After the release of L.A.M.B., Stefani had diversified into film, making her acting debut playing Jean Harlow in director Martin Scorsese’s 2004 movie The Aviator. She originally had no intention of making a second solo LP, but several unreleased tracks from the L.A.M.B. sessions were sitting in the can and – after some persuasion from ‘Hollaback Girl’ co-writer Pharrell Williams – Stefani recorded a bunch of new songs in Miami during 2005, two of which, ‘Wind It Up’ and ‘Orange County Girl’, received live premieres during her Harajuku Lovers tour.
The resulting album, The Sweet Escape, again found Stefani collaborating with an eclectic mix of contemporary artists, including Tim Rice-Oxley from English pop trio Keane, The Neptunes, and American rapper Aliaune ‘Akon’ Thiam. Arguably more contemporary and club-friendly than L.A.M.B., The Sweet Escape was nonetheless diverse; ranging from the Pharrell Williams-assisted ‘Wind It Up’ (which featured yodelling and interpolations from Rodgers & Hammerstein’s ‘The Lonely Goatherd’) to ‘Now That You Got It’ – a reggae-flavoured track with hip-hop beats and a staccato piano figure – and the ballad ‘4 In The Morning’, co-written with Stefani’s No Doubt bandmate Tony Kanal.

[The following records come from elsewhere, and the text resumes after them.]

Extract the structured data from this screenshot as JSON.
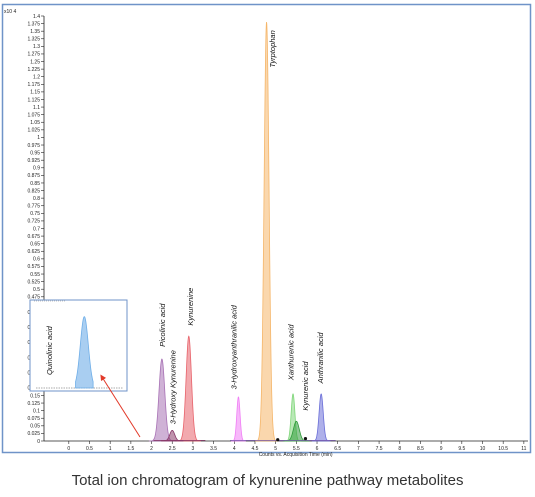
{
  "caption": "Total ion chromatogram of kynurenine pathway metabolites",
  "colors": {
    "frame": "#6f93c8",
    "axis": "#222222",
    "arrow": "#e23a2a"
  },
  "chart_data": {
    "type": "area",
    "xlabel": "Counts vs. Acquisition Time (min)",
    "ylabel": "",
    "y_multiplier_label": "x10 4",
    "xlim": [
      -0.6,
      11.1
    ],
    "ylim": [
      0,
      1.4
    ],
    "x_ticks": [
      "0",
      "0.5",
      "1",
      "1.5",
      "2",
      "2.5",
      "3",
      "3.5",
      "4",
      "4.5",
      "5",
      "5.5",
      "6",
      "6.5",
      "7",
      "7.5",
      "8",
      "8.5",
      "9",
      "9.5",
      "10",
      "10.5",
      "11"
    ],
    "y_ticks": [
      "0",
      "0.025",
      "0.05",
      "0.075",
      "0.1",
      "0.125",
      "0.15",
      "0.175",
      "0.2",
      "0.225",
      "0.25",
      "0.275",
      "0.3",
      "0.325",
      "0.35",
      "0.375",
      "0.4",
      "0.425",
      "0.45",
      "0.475",
      "0.5",
      "0.525",
      "0.55",
      "0.575",
      "0.6",
      "0.625",
      "0.65",
      "0.675",
      "0.7",
      "0.725",
      "0.75",
      "0.775",
      "0.8",
      "0.825",
      "0.85",
      "0.875",
      "0.9",
      "0.925",
      "0.95",
      "0.975",
      "1",
      "1.025",
      "1.05",
      "1.075",
      "1.1",
      "1.125",
      "1.15",
      "1.175",
      "1.2",
      "1.225",
      "1.25",
      "1.275",
      "1.3",
      "1.325",
      "1.35",
      "1.375",
      "1.4"
    ],
    "grid": false,
    "series": [
      {
        "name": "Picolinic acid",
        "rt": 2.25,
        "height": 0.27,
        "width": 0.07,
        "color": "#a872b5"
      },
      {
        "name": "3-Hydroxy Kynurenine",
        "rt": 2.5,
        "height": 0.035,
        "width": 0.06,
        "color": "#8a3a6a"
      },
      {
        "name": "Kynurenine",
        "rt": 2.9,
        "height": 0.345,
        "width": 0.065,
        "color": "#e8636b"
      },
      {
        "name": "3-Hydroxyanthranilic acid",
        "rt": 4.1,
        "height": 0.145,
        "width": 0.04,
        "color": "#f07ef5"
      },
      {
        "name": "Tyrptophan",
        "rt": 4.78,
        "height": 1.38,
        "width": 0.06,
        "color": "#f5b66a"
      },
      {
        "name": "Xanthurenic acid",
        "rt": 5.42,
        "height": 0.155,
        "width": 0.045,
        "color": "#7fd67a"
      },
      {
        "name": "Kynurenic acid",
        "rt": 5.5,
        "height": 0.065,
        "width": 0.07,
        "color": "#2f9a3a"
      },
      {
        "name": "Anthranilic acid",
        "rt": 6.1,
        "height": 0.155,
        "width": 0.05,
        "color": "#6b6fd8"
      }
    ],
    "inset": {
      "name": "Quinolinic acid",
      "color": "#6faee8",
      "peak_position": 0.56,
      "relative_height": 0.86
    }
  }
}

Though it didn’t quite replicate the stratospheric success of L.A.M.B., The Sweet Escape again made its presence felt in the charts. It debuted at No.3 on the US Billboard 200, selling 243,000 copies in its first week. It eventually went on to garner platinum certifications in the US and UK, and went double-platinum in Australia and Canada. Stefani also embarked on a world tour to promote the album during 1997, playing over 80 concerts. At one of her domestic shows in Irvine, California, she was joined by her No Doubt bandmates and performed five of their hits, including their cover of Talk Talk’s ‘It’s My Life.’
No Doubt had remained on hiatus while Stefani worked her solo career but, during 2008, the group began writing new songs, before touring the US in the summer of 2010 and recording an all-new LP’s worth of material during 2011. The album, Push And Shove, finally saw the light of day in September 2012 and, while it was greeted with mixed reviews, it was a mature and satisfying record with a clutch of infectious tunes such as ‘Gravity’, the Caribbean-flavoured first single ‘Settle Down’, and ‘Looking Hot’: a pounding, synth-driven number sporting a tongue-in-cheek lyric wherein the now 40-something Stefani pondered how much longer she could get away with wearing skin-tight clothes.

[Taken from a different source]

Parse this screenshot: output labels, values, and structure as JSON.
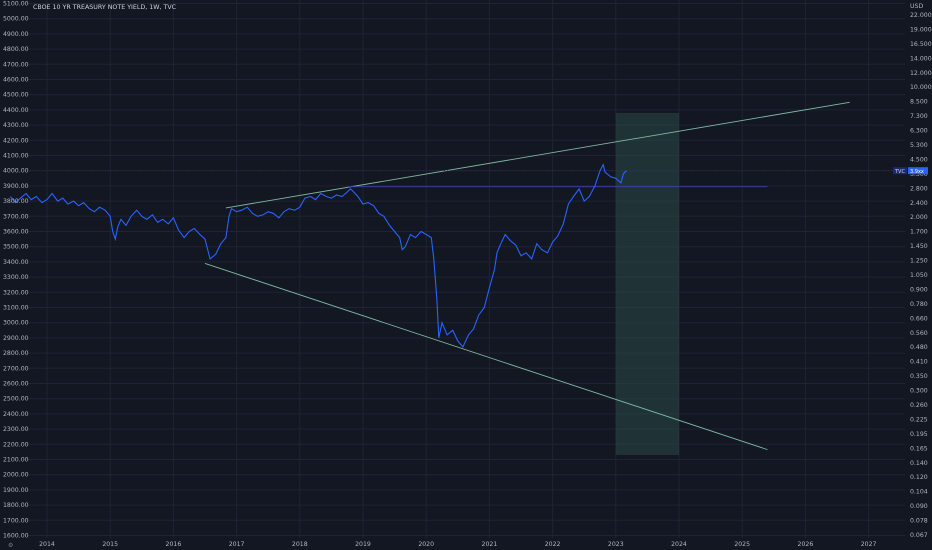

Push And Shove performed well commercially, debuting at an impressive No.3 on the US Billboard 200 and selling 115, 000 copies in its week of release. It also charted highly in the UK, where it debuted at No.16 and made the Top 10 in both Canada and Australia.
No Doubt again went on hiatus following Push And Shove but, in September 2014, Stefani told MTV News that she was working on a new solo LP, a No Doubt LP and collaborating with Pharrell Williams. Later the same year, Stefani duly released two new singles: the reggae-tinged, mid-tempo pop number ‘Baby Don’t Lie’ (co-written with OneRepublic’s Ryan Tedder) and a hip-hop track, ‘Spark The Fire’, culled from her studio sessions with Williams.

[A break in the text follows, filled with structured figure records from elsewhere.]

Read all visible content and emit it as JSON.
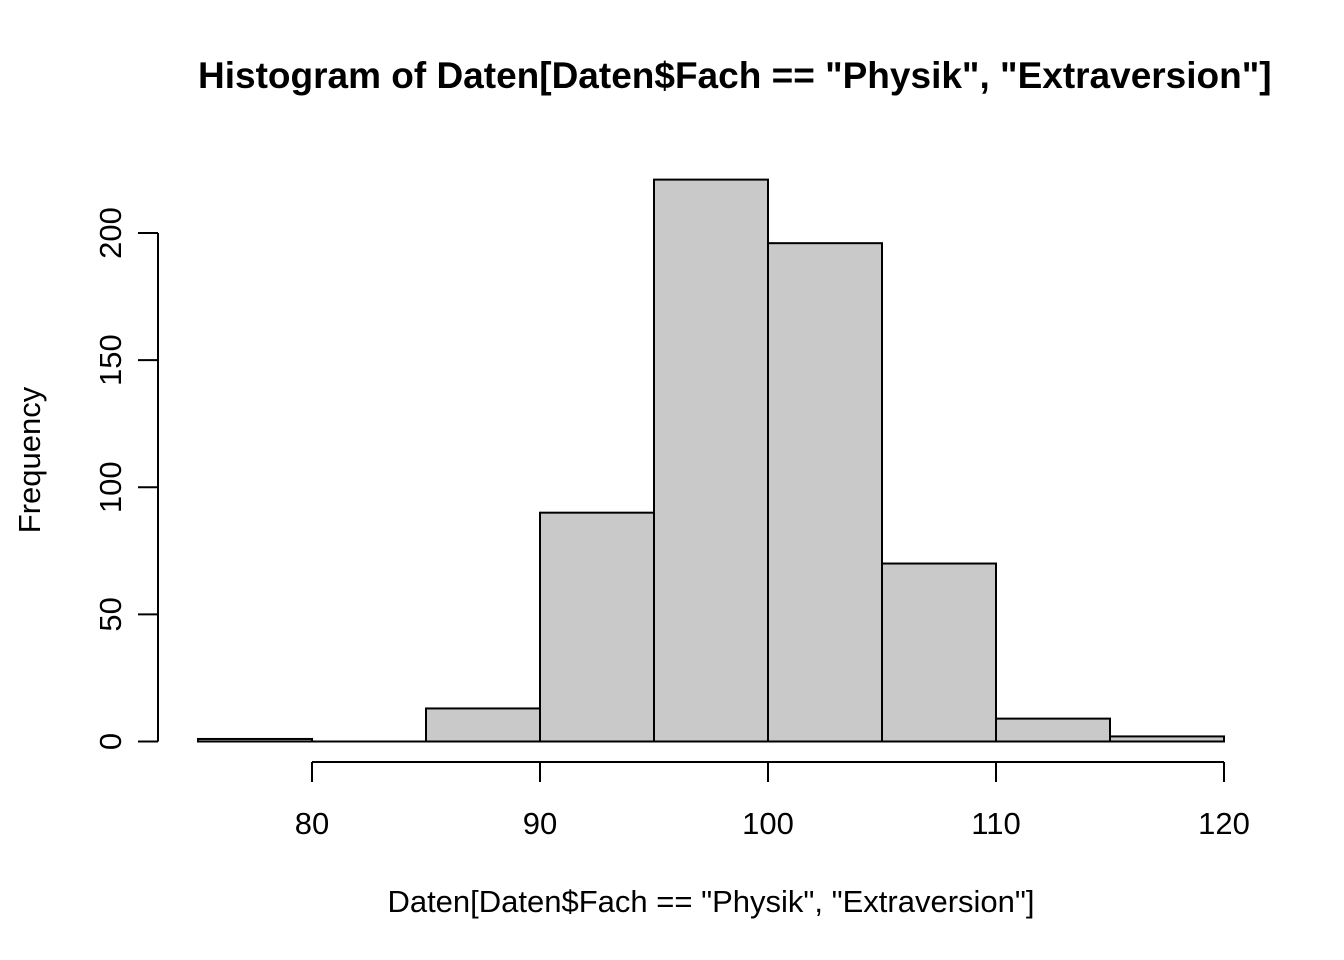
{
  "title": "Histogram of Daten[Daten$Fach == \"Physik\", \"Extraversion\"]",
  "chart_data": {
    "type": "bar",
    "subtype": "histogram",
    "title": "Histogram of Daten[Daten$Fach == \"Physik\", \"Extraversion\"]",
    "xlabel": "Daten[Daten$Fach == \"Physik\", \"Extraversion\"]",
    "ylabel": "Frequency",
    "bin_edges": [
      75,
      80,
      85,
      90,
      95,
      100,
      105,
      110,
      115,
      120
    ],
    "values": [
      1,
      0,
      13,
      90,
      221,
      196,
      70,
      9,
      2
    ],
    "x_ticks": [
      80,
      90,
      100,
      110,
      120
    ],
    "y_ticks": [
      0,
      50,
      100,
      150,
      200
    ],
    "xlim": [
      75,
      120
    ],
    "ylim": [
      0,
      200
    ],
    "grid": "off",
    "legend": "none",
    "bar_fill": "#c9c9c9",
    "bar_stroke": "#000000",
    "axis_color": "#000000"
  }
}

‘Spark The Fire’ has also been mooted as the title of Stefani’s long-awaited third studio album, but, at the time of writing, this remains unconfirmed. Stefani’s brand new single, ‘Used To Love You’, however, was released through Interscope in October 2015 and is being trailed as the first official taster from her forthcoming LP. An impressive return to the fray, it’s a defiant, emotionally scarred ballad featuring one of Stefani’s most passionate vocals to date, while its quality suggests she’ll continue to cast a long shadow over the global pop scene for the foreseeable future.